En el mundo hay personas insignificantes. Aunque en realidad creo que casi todas lo son. No hay nadie cómo yo, soy perfecto en todo sentido. Soy el único que importa, los demás ni siquiera deberían existir. Por eso mejor sacarles provecho y usar su inferioridad a mi favor.
—Darren, ¿No vas a bailar? —pregunta mi mejor amigo.
Es un rubio alto, pero nadie debería confundirse, él también es un inferior. Nuestra amistad existe porque soy algo caritativo. Pobre hombre, necesitaba de mi genial presencia para coexistir.
Tomo un sorbo de mi cerveza.
—Tranquilo idiota, sólo estoy viendo a qué patética chica le voy a mejorar el día.
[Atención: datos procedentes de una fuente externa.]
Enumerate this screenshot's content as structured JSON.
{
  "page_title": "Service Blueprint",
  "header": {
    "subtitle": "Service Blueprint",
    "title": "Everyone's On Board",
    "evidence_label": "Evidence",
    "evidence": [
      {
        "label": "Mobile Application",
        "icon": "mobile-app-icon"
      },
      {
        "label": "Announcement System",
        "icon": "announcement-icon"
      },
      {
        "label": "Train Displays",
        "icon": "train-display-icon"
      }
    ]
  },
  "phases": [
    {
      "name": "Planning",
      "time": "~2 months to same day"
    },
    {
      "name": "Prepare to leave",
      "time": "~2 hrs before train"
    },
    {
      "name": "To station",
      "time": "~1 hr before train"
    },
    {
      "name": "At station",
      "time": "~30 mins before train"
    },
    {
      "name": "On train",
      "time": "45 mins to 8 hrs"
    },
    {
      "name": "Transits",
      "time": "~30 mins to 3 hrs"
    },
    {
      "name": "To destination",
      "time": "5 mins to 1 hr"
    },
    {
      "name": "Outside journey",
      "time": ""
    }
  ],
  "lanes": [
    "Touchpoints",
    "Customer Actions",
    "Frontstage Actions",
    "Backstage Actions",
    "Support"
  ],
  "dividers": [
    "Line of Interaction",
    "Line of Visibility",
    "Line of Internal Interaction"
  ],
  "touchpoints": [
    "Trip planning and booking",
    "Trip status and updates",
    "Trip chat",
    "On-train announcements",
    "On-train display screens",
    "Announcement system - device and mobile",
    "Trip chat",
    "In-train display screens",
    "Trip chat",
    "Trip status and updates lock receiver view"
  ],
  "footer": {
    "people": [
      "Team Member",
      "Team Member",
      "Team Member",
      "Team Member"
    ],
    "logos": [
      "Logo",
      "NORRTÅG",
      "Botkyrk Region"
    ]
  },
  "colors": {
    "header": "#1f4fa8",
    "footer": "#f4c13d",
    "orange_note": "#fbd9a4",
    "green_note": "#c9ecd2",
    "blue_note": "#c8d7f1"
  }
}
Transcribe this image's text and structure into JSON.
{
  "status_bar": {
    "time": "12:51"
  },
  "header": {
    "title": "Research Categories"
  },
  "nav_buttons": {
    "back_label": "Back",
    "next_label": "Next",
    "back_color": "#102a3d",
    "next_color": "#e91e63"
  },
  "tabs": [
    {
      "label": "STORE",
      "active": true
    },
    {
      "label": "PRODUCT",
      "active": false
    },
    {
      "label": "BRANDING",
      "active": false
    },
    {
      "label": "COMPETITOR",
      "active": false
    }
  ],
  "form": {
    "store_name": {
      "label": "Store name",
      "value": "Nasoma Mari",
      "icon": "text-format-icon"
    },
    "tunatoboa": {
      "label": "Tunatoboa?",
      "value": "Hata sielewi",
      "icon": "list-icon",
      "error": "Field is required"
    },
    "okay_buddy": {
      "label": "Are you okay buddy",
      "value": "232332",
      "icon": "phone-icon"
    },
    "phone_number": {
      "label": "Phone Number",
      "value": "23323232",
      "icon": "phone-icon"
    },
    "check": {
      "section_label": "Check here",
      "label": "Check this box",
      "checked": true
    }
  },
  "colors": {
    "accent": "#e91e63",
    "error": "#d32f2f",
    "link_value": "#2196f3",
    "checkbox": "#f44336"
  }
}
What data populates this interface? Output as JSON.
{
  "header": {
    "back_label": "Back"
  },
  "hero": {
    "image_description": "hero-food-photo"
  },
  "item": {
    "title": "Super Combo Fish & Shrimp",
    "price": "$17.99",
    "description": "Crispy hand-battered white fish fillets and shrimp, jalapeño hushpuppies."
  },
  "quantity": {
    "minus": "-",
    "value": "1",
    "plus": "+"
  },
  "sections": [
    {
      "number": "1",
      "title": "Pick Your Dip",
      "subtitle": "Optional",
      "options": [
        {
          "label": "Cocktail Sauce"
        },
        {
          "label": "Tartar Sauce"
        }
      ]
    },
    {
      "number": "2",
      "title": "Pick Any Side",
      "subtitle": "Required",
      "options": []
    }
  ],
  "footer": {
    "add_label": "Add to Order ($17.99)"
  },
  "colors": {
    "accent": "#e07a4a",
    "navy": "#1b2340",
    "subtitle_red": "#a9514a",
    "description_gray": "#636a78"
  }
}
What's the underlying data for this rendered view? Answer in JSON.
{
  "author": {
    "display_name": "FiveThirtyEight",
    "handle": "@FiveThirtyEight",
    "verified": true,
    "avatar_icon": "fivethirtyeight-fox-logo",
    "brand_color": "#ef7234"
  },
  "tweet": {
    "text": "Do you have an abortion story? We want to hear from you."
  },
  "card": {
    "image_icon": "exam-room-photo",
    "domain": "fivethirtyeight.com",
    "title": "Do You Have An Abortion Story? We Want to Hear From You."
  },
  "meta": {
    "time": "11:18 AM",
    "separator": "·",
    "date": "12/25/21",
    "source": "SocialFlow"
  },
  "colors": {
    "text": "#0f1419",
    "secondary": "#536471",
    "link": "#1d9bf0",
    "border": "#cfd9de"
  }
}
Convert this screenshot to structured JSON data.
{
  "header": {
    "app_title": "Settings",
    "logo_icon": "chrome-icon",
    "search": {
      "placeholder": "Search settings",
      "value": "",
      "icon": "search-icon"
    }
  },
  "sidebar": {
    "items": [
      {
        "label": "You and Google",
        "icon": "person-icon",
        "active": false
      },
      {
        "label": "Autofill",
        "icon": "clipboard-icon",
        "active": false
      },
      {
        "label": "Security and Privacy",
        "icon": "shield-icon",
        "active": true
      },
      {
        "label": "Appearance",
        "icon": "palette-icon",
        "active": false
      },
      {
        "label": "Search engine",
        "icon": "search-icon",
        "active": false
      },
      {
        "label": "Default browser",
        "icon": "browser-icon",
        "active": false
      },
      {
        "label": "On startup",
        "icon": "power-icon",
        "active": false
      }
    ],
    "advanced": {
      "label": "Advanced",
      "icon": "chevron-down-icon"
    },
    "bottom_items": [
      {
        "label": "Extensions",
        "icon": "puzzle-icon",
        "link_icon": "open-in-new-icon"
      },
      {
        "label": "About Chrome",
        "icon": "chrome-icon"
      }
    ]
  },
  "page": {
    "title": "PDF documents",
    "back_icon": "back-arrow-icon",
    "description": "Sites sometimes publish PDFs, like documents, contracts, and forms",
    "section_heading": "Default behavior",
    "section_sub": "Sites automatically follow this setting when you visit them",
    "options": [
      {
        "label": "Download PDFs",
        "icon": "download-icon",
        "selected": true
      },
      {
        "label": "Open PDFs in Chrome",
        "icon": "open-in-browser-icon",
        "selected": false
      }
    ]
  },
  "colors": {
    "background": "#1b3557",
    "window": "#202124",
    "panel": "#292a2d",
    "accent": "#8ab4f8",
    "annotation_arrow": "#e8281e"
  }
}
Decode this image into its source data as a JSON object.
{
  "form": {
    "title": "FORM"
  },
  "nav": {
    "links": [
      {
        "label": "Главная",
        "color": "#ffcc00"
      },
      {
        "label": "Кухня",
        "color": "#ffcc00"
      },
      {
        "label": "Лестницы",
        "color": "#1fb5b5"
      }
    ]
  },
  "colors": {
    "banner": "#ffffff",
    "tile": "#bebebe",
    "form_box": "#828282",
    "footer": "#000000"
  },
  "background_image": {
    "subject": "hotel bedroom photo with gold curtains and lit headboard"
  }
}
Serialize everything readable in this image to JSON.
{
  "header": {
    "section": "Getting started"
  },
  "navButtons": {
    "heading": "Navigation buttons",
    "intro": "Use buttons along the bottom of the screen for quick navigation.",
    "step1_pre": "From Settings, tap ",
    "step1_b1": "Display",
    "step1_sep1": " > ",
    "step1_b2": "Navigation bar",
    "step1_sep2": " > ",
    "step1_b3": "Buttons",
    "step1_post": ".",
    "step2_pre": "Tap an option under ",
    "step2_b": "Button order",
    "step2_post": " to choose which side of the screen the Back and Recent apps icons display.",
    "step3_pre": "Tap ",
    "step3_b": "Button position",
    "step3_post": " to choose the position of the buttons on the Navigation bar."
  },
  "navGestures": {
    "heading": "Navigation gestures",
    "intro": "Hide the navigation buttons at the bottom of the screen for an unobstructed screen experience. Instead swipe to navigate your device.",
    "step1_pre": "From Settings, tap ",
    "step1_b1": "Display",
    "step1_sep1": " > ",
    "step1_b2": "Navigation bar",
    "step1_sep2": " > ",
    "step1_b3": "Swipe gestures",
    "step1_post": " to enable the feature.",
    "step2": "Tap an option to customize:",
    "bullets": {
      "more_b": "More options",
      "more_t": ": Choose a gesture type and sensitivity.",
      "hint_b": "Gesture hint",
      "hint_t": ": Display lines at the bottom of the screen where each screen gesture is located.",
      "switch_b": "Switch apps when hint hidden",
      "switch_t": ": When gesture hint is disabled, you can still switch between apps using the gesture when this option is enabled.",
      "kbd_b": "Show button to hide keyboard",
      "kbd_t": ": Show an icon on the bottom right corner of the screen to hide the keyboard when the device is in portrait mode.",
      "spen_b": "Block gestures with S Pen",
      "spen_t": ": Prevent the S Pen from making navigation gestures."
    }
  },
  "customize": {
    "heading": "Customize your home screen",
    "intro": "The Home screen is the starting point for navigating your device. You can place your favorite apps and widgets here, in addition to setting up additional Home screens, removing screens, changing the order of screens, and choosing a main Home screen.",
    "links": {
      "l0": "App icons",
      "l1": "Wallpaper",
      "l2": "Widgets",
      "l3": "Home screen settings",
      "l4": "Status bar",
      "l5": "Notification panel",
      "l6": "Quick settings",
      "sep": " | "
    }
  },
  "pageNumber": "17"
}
Ya sabés, yo solo me alegro a mí, no puede ser cualquiera.
—Si Eliza te descubre, le romperás el corazón —nombra a mi novia —. Deja esto de una vez —señala por completo el boliche.
—¿Acaso pedí tu opinión? —Vuelvo a tomar un poco de mi botella —si quisiera la opinión de un imbécil, se la pediría a Seyn —menciono al estúpido que se cree mi rival, pero ni me llega a los talones —. Jovan, ya encontré a mi presa —le tiro la botella y el intenta atajarla pero no lo consigue, entonces cuando su ropa se mancha me río —ni para eso sirves.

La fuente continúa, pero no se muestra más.